José María Iraburu, sacerdote
Añado
como apéndice un formidable texto de Orígenes
(185-253),
gran teólogo alejandrino, que mientras la Iglesia sufría, y él con ella, la
durísima persecución del emperador Decio, escribía este texto tan lleno de
esperanza, que hoy reproduce la Liturgia de las
Horas como lectura para la
solemnidad de Cristo Rey (Sobre la oración, cp. 25).
«Si, como dice
nuestro Señor y Salvador, el reino de Dios no vendrá espectacularmente, ni
anunciarán que está aquí o está allí, sino que el reino de Dios está dentro de
nosotros, pues la palabra está cerca de nosotros,
en los labios y en el corazón, sin
duda, cuando pedimos que venga el reino de Dios, lo que pedimos es que este
reino de Dios, que está dentro de nosotros, salga afuera, produzca fruto y se
vaya perfeccionando. Efectivamente, Dios reina ya en cada uno de los santos, ya
que éstos se someten a su ley espiritual, y así Dios habita en ellos como en
una ciudad bien gobernada. En el alma perfecta está presente el Padre, y Cristo
reina en ella, junto con el Padre, de acuerdo con aquellas palabras del
Evangelio: Vendremos a él y haremos morada en
él.
«Este reino de
Dios que está dentro de nosotros llegará, con nuestra cooperación, a su plena
perfección cuando se realice lo que dice el Apóstol, esto es, cuando Cristo,
una vez sometidos a él todos sus enemigos, entregue a Dios Padre su reino, y
así Dios lo será todo para todos. Por esto, rogando incesantemente con aquella actitud interior que se
hace divina por la acción del Verbo, digamos a nuestro Padre que está en los
cielos: Santificado sea tu nombre, venga a
nosotros tu reino.
«Con respecto al reino de Dios,
hay que tener también esto en cuenta: del mismo
modo que no tiene que ver la luz con las tinieblas, ni la justicia
con la maldad, ni pueden estar de acuerdo Cristo y el diablo, así
tampoco pueden coexistir el reino de Dios y el reino del pecado.
«Por consiguiente, si queremos
que Dios reine en nosotros, procuremos que de ningún modo el pecado siga dominando nuestro cuerpo mortal, antes
bien, mortifiquemos todo lo terreno que hay en
nosotros y fructifiquemos por el Espíritu. De este modo, Dios se
paseará por nuestro interior como por un paraíso espiritual y reinará en
nosotros él solo con su Cristo, el cual se sentará en nosotros a la derecha de
aquella virtud espiritual que deseamos alcanzar: se sentará hasta que todos sus
enemigos que y en nosotros sean puestos por
estrado de sus pies, y sean reducidos a la nada en nosotros todos
los principados, todos los poderes y todas las fuerzas.
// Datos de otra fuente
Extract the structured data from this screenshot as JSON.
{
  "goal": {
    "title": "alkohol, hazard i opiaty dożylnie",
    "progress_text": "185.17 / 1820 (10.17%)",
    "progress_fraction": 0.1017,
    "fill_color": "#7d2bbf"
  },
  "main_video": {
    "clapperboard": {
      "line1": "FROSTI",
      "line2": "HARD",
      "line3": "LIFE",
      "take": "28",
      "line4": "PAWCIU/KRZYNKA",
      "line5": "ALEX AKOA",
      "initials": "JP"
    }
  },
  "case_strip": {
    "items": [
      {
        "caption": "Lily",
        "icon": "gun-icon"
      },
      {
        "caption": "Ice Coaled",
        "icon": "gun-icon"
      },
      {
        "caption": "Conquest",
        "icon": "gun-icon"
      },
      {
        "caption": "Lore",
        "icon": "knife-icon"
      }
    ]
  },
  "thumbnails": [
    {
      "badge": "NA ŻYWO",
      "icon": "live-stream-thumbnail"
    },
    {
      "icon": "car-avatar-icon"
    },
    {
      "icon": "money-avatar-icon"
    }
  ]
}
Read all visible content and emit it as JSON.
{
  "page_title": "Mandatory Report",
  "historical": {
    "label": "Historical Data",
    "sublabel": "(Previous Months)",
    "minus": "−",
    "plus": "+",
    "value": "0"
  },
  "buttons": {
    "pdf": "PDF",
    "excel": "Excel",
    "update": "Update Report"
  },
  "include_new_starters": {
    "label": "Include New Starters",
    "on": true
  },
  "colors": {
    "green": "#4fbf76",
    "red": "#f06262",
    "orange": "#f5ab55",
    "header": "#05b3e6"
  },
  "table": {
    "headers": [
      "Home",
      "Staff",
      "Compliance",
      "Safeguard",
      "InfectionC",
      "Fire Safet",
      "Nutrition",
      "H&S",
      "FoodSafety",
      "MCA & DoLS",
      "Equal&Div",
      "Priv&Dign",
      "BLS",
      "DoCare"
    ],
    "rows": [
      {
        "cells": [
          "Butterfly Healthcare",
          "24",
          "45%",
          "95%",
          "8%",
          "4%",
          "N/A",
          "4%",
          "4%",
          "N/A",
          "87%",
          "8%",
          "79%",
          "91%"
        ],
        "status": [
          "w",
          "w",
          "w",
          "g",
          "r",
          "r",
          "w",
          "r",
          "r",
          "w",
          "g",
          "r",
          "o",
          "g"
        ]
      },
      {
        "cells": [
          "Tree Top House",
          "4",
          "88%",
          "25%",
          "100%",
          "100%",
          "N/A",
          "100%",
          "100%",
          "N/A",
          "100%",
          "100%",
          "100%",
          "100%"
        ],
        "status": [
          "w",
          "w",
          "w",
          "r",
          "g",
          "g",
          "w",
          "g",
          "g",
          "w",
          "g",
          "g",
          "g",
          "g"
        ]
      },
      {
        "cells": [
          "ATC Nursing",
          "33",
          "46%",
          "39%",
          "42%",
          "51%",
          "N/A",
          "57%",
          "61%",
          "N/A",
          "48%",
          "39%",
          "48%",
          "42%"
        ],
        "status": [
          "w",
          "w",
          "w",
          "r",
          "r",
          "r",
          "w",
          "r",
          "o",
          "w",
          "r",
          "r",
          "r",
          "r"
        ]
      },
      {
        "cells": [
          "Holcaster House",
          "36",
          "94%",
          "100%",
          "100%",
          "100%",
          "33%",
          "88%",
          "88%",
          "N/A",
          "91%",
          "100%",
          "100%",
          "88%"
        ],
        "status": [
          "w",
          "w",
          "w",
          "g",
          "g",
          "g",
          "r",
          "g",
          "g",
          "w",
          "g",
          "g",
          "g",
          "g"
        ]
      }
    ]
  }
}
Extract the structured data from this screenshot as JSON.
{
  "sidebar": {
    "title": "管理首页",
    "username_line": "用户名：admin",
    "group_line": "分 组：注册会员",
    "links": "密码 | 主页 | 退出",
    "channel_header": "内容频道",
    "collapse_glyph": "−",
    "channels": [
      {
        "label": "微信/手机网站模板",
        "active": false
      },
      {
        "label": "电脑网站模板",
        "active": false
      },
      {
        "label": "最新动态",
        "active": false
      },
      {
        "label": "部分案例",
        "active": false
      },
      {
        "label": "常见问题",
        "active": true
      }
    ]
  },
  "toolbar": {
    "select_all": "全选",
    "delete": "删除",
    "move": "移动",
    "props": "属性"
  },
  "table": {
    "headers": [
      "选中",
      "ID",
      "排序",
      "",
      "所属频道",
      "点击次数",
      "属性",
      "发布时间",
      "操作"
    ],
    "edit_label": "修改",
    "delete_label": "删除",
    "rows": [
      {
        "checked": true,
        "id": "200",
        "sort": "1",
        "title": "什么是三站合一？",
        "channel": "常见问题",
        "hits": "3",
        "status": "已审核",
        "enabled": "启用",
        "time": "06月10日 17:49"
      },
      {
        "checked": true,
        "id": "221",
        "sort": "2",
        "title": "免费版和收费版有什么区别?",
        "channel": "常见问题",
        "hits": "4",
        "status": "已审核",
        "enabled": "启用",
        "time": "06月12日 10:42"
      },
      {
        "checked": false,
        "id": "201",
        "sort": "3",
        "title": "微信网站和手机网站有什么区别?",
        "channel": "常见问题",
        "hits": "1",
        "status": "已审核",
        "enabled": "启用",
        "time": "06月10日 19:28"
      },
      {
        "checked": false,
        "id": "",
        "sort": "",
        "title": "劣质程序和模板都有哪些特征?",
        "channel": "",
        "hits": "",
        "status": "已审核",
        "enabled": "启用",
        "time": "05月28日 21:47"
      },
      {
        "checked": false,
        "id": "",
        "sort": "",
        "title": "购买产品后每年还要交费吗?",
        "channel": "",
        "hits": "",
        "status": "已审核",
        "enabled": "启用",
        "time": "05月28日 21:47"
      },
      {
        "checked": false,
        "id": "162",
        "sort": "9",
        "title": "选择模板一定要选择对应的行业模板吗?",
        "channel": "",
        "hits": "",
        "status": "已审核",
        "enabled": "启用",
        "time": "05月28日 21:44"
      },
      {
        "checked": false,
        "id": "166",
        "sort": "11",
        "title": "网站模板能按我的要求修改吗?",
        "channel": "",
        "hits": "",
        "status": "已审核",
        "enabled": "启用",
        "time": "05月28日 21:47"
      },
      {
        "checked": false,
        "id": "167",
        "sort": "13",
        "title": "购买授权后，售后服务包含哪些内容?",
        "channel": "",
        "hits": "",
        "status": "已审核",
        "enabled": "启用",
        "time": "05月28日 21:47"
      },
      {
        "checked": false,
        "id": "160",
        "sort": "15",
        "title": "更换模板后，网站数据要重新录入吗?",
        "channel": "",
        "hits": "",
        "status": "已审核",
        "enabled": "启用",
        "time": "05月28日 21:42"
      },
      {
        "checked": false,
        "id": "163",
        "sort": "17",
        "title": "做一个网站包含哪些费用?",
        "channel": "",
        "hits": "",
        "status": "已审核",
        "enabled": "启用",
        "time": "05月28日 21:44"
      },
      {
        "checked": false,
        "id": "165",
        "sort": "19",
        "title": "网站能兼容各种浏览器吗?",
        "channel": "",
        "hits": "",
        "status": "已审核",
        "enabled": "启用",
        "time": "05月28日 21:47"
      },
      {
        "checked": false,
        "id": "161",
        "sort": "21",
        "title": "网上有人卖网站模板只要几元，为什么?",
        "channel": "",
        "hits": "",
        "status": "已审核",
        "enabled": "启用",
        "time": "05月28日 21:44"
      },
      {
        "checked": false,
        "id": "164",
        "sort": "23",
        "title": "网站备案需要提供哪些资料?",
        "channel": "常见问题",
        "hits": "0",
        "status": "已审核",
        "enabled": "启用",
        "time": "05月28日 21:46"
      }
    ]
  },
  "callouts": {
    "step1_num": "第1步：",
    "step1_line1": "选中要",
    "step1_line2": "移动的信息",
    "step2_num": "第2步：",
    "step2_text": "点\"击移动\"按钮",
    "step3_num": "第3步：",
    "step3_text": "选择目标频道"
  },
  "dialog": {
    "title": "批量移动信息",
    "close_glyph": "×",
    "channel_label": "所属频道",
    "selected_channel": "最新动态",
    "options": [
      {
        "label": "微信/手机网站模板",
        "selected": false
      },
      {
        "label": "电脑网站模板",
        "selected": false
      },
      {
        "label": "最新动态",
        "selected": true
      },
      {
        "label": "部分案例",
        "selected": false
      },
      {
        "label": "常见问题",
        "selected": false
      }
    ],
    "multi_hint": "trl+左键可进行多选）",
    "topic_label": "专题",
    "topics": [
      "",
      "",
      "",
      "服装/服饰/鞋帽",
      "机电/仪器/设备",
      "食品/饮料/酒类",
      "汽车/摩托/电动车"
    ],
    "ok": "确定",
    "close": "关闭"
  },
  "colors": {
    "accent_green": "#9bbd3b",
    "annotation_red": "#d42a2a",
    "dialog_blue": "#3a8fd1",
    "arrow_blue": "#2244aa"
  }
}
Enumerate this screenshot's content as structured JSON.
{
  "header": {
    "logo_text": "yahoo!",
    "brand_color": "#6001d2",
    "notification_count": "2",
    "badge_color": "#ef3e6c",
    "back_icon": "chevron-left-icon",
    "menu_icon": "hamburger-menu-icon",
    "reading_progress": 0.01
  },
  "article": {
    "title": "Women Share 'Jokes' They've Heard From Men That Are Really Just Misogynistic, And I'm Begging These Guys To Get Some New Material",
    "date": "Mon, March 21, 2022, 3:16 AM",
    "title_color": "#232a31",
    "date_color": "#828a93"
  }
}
«Todo esto puede realizarse en
cada uno de nosotros, y el último enemigo, la muerte, puede
ser reducido a la nada, de modo que Cristo diga también en nosotros: ¿Dónde está, muerte, tu victoria? ¿Dónde está, muerte, tu
aguijón? Ya desde ahora este
nuestro ser, corruptible, debe
vestirse de santidad y de incorrupción, y
este nuestro ser, mortal, debe
revestirse de la inmortalidad del
Padre, después de haber reducido a la nada el poder de la muerte, para que así, reinando Dios en nosotros, comencemos a disfrutar de
los bienes de la regeneración y de la resurrección».